Personal information
- Full name: Pablo Restrepo
- Nationality: Colombian
- Born: May 26, 1960 (age 66) Medellín, Colombia
- Height: 1.83 m (6 ft 0 in)
- Weight: 79 kg (174 lb)

Sport
- Sport: Swimming
- Strokes: Breaststroke; Medley;

Medal record
Representing Colombia
Men's swimming
Pan American Games
| Silver medal – second place | 1983 Caracas | 200 m breaststroke |
| Bronze medal – third place | 1979 San Juan | 200 m breaststroke |
| Bronze medal – third place | 1983 Caracas | 100 m breaststroke |

= Pablo Restrepo =

Colombian swimmer (born 1960)

Pablo Restrepo (born May 26, 1960 in Medellín) is a former Colombian breaststroke swimmer. He competed for his native country at three consecutive Olympics (1980–88). As of May 2009, his is the only Colombian to ever reach an Olympic Swimming Final. He attended college in the United States at Southern Illinois University.

He participated in the Central American and Caribbean Games in his native Medellin (1978), but it was his participation in the 1979 Pan American Games in San Juan, Puerto Rico that showed his capacity, where he won a bronze medal in 200-metre breaststroke.

In 1980, he swam at the Moscow Olympics, where he became the first Colombian swimmer to reach an Olympic Final: in the 100-metre final. He finished seventh in 1:05.91 in Moscow (more than two seconds behind the winner Duncan Goodhew). The hope for an Olympic medal would begin two years later at the 1982 World Championships in Guayaquil, when he placed fifth place in the 200-metre.

He followed the '82 Worlds, by finished third and second in the 100-metre and 200-metre breaststroke at the 1983 Pan American Games in Caracas, Venezuela. This, combined with the announcement of the communist countries boycotting the 1984 Summer Olympics, looked to lead to a good result in Los Angeles the following year, so after the '83 Pan Ams Restrepo went to Canada to train. Despite this, however, he failed to earn a medal at LA'84, finishing sixth place in the 200-metre. His performance (2:18.96), however, was the Colombian national record just until 2009 (the current holder is Jorge Murillo with 2:16.40).
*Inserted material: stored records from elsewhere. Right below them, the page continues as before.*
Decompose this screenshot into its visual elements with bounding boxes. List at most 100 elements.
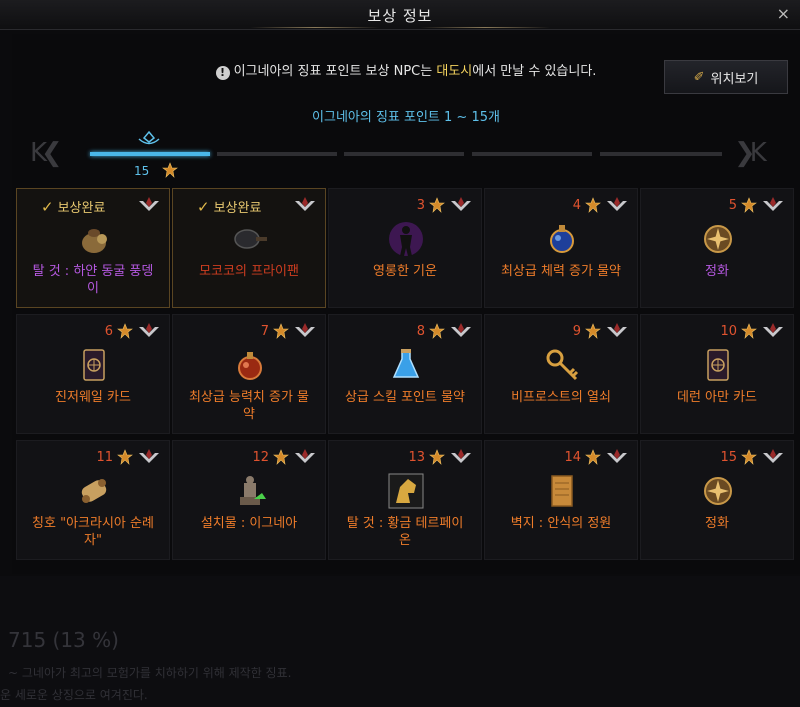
grade-chevron-icon — [139, 323, 159, 337]
required-points: 7 — [260, 324, 269, 339]
reward-cell[interactable]: 14 벽지 : 안식의 정원 — [484, 440, 638, 560]
progress-marker-icon — [138, 130, 160, 145]
reward-name-line: 설치물 : 이그네아 — [200, 516, 298, 531]
background-description-2: 운 세로운 상징으로 여겨진다. — [0, 688, 148, 702]
grade-chevron-icon — [763, 323, 783, 337]
reward-name: 정화 — [645, 263, 789, 280]
window-title: 보상 정보 — [367, 7, 433, 25]
reward-cell[interactable]: 6 진저웨일 카드 — [16, 314, 170, 434]
checkmark-icon: ✓ — [41, 198, 54, 216]
compass-emblem-icon — [704, 477, 732, 505]
claimed-label: 보상완료 — [213, 201, 262, 216]
ignea-token-icon — [117, 449, 133, 465]
reward-name: 진저웨일 카드 — [21, 389, 165, 406]
required-points: 8 — [416, 324, 425, 339]
ignea-token-icon — [162, 162, 178, 178]
required-points: 14 — [564, 450, 581, 465]
ignea-token-icon — [117, 323, 133, 339]
reward-name-line: 정화 — [705, 516, 729, 531]
reward-cell[interactable]: 12 설치물 : 이그네아 — [172, 440, 326, 560]
ignea-token-icon — [585, 323, 601, 339]
reward-name-line: 벽지 : 안식의 정원 — [510, 516, 612, 531]
progress-segment-1 — [90, 152, 210, 156]
aura-figure-icon — [389, 222, 423, 256]
reward-name-line: 진저웨일 카드 — [55, 390, 131, 405]
reward-cell[interactable]: 10 데런 아만 카드 — [640, 314, 794, 434]
reward-name: 비프로스트의 열쇠 — [489, 389, 633, 406]
reward-cell[interactable]: ✓ 보상완료탈 것 : 하얀 동굴 풍뎅 이 — [16, 188, 170, 308]
required-points: 9 — [572, 324, 581, 339]
title-bar: 보상 정보 × — [0, 0, 800, 30]
info-icon: ! — [215, 66, 230, 80]
grade-chevron-icon — [295, 197, 315, 211]
reward-cell[interactable]: 4 최상급 체력 증가 물약 — [484, 188, 638, 308]
previous-page-button[interactable]: K❮ — [30, 138, 63, 168]
reward-claimed-status: ✓ 보상완료 — [197, 197, 261, 216]
blue-flask-icon — [392, 349, 420, 378]
grade-chevron-icon — [763, 449, 783, 463]
bag-icon — [82, 229, 107, 253]
notice-text-2: 에서 만날 수 있습니다. — [472, 64, 597, 79]
next-page-button[interactable]: ❯K — [734, 138, 767, 168]
grade-chevron-icon — [451, 323, 471, 337]
reward-cell[interactable]: 5 정화 — [640, 188, 794, 308]
reward-name-line: 자" — [84, 533, 102, 548]
grade-chevron-icon — [295, 449, 315, 463]
progress-segment-3 — [344, 152, 464, 156]
reward-cell[interactable]: ✓ 보상완료모코코의 프라이팬 — [172, 188, 326, 308]
ignea-token-icon — [741, 449, 757, 465]
required-points: 11 — [96, 450, 113, 465]
ignea-token-icon — [273, 323, 289, 339]
reward-cell[interactable]: 8 상급 스킬 포인트 물약 — [328, 314, 482, 434]
close-button[interactable]: × — [777, 4, 790, 23]
ignea-token-icon — [429, 449, 445, 465]
claimed-label: 보상완료 — [57, 201, 106, 216]
reward-cell[interactable]: 9 비프로스트의 열쇠 — [484, 314, 638, 434]
red-potion-icon — [238, 352, 262, 380]
grade-chevron-icon — [139, 197, 159, 211]
reward-name-line: 영롱한 기운 — [373, 264, 437, 279]
progress-segment-4 — [472, 152, 592, 156]
potion-icon — [550, 225, 574, 253]
ignea-token-icon — [585, 197, 601, 213]
reward-name: 영롱한 기운 — [333, 263, 477, 280]
grade-chevron-icon — [451, 197, 471, 211]
required-points: 4 — [572, 198, 581, 213]
grade-chevron-icon — [607, 197, 627, 211]
reward-name: 벽지 : 안식의 정원 — [489, 515, 633, 532]
reward-name: 칭호 "아크라시아 순례자" — [21, 515, 165, 549]
required-points: 3 — [416, 198, 425, 213]
grade-chevron-icon — [451, 449, 471, 463]
view-location-button[interactable]: ✐ 위치보기 — [664, 60, 788, 94]
reward-name: 설치물 : 이그네아 — [177, 515, 321, 532]
grade-chevron-icon — [295, 323, 315, 337]
required-points: 13 — [408, 450, 425, 465]
reward-cell[interactable]: 13 탈 것 : 황금 테르페이 온 — [328, 440, 482, 560]
wallpaper-icon — [551, 475, 573, 507]
reward-name: 모코코의 프라이팬 — [177, 263, 321, 280]
ignea-token-icon — [585, 449, 601, 465]
statue-icon — [240, 476, 266, 505]
reward-name-line: 상급 스킬 포인트 물약 — [344, 390, 466, 405]
key-icon — [546, 349, 579, 381]
grade-chevron-icon — [607, 323, 627, 337]
view-location-label: 위치보기 — [710, 71, 759, 87]
reward-cell[interactable]: 15 정화 — [640, 440, 794, 560]
reward-name: 탈 것 : 하얀 동굴 풍뎅 이 — [21, 263, 165, 297]
grade-chevron-icon — [763, 197, 783, 211]
reward-name-line: 최상급 능력치 증가 물 — [188, 390, 310, 405]
reward-name-line: 온 — [399, 533, 411, 548]
reward-cell[interactable]: 7 최상급 능력치 증가 물약 — [172, 314, 326, 434]
progress-segment-2 — [217, 152, 337, 156]
grade-chevron-icon — [139, 449, 159, 463]
reward-panel: ! 이그네아의 징표 포인트 보상 NPC는 대도시에서 만날 수 있습니다. ✐… — [12, 34, 800, 574]
grade-chevron-icon — [607, 449, 627, 463]
reward-cell[interactable]: 3 영롱한 기운 — [328, 188, 482, 308]
reward-name-line: 비프로스트의 열쇠 — [511, 390, 611, 405]
title-decoration-right — [420, 27, 550, 28]
reward-name-line: 최상급 체력 증가 물약 — [500, 264, 622, 279]
reward-name: 데런 아만 카드 — [645, 389, 789, 406]
reward-name-line: 칭호 "아크라시아 순례 — [32, 516, 154, 531]
background-description-1: ~ 그네아가 최고의 모험가를 치하하기 위해 제작한 징표. — [8, 666, 292, 680]
reward-cell[interactable]: 11 칭호 "아크라시아 순례자" — [16, 440, 170, 560]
Although he announced his retirement and came back from North America, appeared again for the 1986 Central American and Caribbean Games (St. Domingo, Dominican Rep.) with a silver medal (behind the Cuban Hernández). That result, but even more his new world championship final in Spain (in 1986 too) made him to return with the idea of the Olympic medal.
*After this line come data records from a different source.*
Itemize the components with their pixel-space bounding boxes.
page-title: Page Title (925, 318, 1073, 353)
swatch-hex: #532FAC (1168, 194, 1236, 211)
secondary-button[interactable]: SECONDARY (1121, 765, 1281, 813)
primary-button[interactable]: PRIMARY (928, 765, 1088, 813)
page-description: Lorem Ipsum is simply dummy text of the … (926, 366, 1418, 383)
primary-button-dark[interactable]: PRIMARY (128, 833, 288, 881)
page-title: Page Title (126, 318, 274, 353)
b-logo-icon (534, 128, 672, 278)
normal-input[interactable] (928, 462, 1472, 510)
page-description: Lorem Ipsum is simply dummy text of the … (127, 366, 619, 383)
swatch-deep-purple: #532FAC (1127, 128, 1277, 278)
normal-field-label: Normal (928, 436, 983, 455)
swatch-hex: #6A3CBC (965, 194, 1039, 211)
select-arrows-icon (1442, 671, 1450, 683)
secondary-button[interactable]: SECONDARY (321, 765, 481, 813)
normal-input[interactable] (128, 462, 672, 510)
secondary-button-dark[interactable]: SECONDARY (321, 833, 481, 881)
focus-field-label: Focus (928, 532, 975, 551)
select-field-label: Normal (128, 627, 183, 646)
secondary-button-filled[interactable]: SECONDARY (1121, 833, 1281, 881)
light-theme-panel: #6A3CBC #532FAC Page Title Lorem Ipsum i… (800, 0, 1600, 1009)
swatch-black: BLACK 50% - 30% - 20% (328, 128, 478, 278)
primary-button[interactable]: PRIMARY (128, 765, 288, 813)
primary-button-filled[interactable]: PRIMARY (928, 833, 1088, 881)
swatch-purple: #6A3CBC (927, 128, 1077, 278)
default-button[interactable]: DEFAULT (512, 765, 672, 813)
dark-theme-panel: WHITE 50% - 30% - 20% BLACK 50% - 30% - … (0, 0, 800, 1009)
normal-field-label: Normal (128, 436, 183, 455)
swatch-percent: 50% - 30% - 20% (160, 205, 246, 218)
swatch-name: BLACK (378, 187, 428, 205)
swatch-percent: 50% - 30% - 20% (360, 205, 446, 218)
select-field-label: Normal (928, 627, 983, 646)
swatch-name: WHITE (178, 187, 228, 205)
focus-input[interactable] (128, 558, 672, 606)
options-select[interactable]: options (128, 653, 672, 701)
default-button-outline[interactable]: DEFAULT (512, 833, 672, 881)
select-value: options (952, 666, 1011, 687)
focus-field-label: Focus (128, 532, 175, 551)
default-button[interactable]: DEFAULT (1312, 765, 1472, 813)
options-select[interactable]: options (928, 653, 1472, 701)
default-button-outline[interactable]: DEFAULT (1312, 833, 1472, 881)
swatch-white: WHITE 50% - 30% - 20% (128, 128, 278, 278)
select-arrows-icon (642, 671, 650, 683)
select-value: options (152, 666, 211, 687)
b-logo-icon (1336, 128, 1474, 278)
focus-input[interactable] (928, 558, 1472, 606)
He got the gold in the 100 m in the South American Championships (over Brazil's Tortelli) in May 1988, but he failed to get his third Olympic final in Seoul that same year.

Despite the level of Colombian swimming is not from world class, even is surprising that his Colombian national records in breast were just broken in 2009 (1:03.89 against 1:03.79 in 100 m. on April and 2:18.96 against 2:16.40 in 200m, both broken by Jorge Murillo).

Today, he is dedicated to his businesses and to teaching swimming in his academy. He continues to participate in swimming competitions and, showing a great longevity, he got the silver medal in 100 m. breaststroke in the 2003 Colombia National Championships, being at least 24 years older than the winner Diego Bonilla.